1. The wait is part of the journey
We learned on other holidays that if you want a good seat, you have to get to the show early and sit and wait for a loooong period of time for it to start. This is because there is no allocated seating.
While we were waiting for the show to start, having arrived 40 minutes early, the family at the table next to us got out a game to play. They used the downtime as family time, getting everyone involved. It was part of the experience for them: being around a table to play a game.
We had brought books and electronic devices, and we were all occupied but not together. We weren’t using the time as family time. We were just waiting.
The wait is part of the experience. Plan for downtime on your project. How can you use that time productively? For example, can you bring forward tasks, fit in a peer review or a risk review, run an audit, or something? Where there are slower periods on projects, what are you going to do with them?
2. Same prop, different delivery
Both magicians used an identical prop, and they both performed Houdini’s Metamorphosis trick (where one person is locked in a box and the other stands on top with a curtain – they drop the curtain and they’ve switched places).

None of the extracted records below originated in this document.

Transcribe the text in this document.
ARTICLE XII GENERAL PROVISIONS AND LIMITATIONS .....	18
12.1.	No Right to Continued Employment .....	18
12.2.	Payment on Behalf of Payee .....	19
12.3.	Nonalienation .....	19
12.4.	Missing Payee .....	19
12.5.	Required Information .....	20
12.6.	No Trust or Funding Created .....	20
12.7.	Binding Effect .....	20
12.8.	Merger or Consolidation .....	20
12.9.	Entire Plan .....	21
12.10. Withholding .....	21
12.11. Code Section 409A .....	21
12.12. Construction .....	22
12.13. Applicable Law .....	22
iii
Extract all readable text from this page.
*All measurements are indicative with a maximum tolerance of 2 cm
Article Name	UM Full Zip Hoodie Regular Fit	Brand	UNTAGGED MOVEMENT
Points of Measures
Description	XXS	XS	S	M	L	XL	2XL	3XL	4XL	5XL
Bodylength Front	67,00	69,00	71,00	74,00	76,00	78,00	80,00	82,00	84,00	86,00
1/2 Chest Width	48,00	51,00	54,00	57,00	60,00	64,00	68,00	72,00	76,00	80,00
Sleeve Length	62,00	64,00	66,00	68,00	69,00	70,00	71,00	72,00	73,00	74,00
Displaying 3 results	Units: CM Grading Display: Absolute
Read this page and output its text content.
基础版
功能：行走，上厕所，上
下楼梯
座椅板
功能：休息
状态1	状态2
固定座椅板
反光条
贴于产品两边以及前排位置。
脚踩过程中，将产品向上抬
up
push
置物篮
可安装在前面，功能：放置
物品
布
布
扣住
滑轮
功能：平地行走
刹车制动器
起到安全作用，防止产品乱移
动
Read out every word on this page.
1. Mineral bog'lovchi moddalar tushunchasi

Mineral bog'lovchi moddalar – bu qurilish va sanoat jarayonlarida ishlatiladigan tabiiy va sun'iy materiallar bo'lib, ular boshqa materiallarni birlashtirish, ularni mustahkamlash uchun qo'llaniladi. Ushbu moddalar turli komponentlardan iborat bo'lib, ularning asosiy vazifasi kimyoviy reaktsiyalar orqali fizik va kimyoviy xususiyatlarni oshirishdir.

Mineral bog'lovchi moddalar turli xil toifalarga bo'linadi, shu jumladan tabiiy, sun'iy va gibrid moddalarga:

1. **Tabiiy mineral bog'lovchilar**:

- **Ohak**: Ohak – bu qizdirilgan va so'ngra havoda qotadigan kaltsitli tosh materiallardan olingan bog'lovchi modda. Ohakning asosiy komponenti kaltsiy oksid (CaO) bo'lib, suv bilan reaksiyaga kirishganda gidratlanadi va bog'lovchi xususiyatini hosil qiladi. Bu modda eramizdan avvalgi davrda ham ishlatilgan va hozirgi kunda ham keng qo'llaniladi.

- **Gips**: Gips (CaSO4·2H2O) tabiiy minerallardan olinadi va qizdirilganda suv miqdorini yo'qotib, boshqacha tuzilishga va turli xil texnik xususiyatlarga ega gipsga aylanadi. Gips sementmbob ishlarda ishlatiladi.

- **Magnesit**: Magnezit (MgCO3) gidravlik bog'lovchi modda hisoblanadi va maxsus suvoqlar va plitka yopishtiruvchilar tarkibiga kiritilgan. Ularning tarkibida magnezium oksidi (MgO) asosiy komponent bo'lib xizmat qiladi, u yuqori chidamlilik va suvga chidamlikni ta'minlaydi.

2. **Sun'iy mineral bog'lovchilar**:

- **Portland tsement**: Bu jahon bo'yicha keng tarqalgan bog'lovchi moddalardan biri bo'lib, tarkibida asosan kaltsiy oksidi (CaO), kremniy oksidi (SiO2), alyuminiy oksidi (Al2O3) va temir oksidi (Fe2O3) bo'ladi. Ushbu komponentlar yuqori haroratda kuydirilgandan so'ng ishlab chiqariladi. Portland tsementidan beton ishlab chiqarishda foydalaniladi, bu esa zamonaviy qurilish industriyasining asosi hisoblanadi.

But the delivery was different. One was fun and light; the other was dark and dramatic. But the box looked the same, and the trick was the same.
Tailor what you’ve got to make it yours. The lesson for me here was how one item could be used so differently. Tailor what you use to make it relevant to your project and the way you want to deliver your work.
3. If you’ve not seen it before, it’s magical
The second magic show contained big set piece illusions: a box pierced with swords, but amazingly the magician inside was still safe, making snow from a piece of paper, levitation, escaping from a strait jacket before a flame burns through a rope and the magician is squashed. I am a huge magic fan, and I’ve seen all these before, in live shows and on TV.
But for my kids, they are new.
And they were truly amazed.
Don’t take for granted what you know. For some of your stakeholders, the magic of project management will be new for them. Train people in the process. Let them know what to expect and help them understand things about the process that feel new and different.
You’ve seen it all before; you’d read about it, done it, written the documents, and got the T-shirt. But they haven’t. Give them the support they need to come along the journey with you.
Project management isn’t really magic, but some days it feels like the team comes together, and we’ve pulled off something amazing. Don’t you think?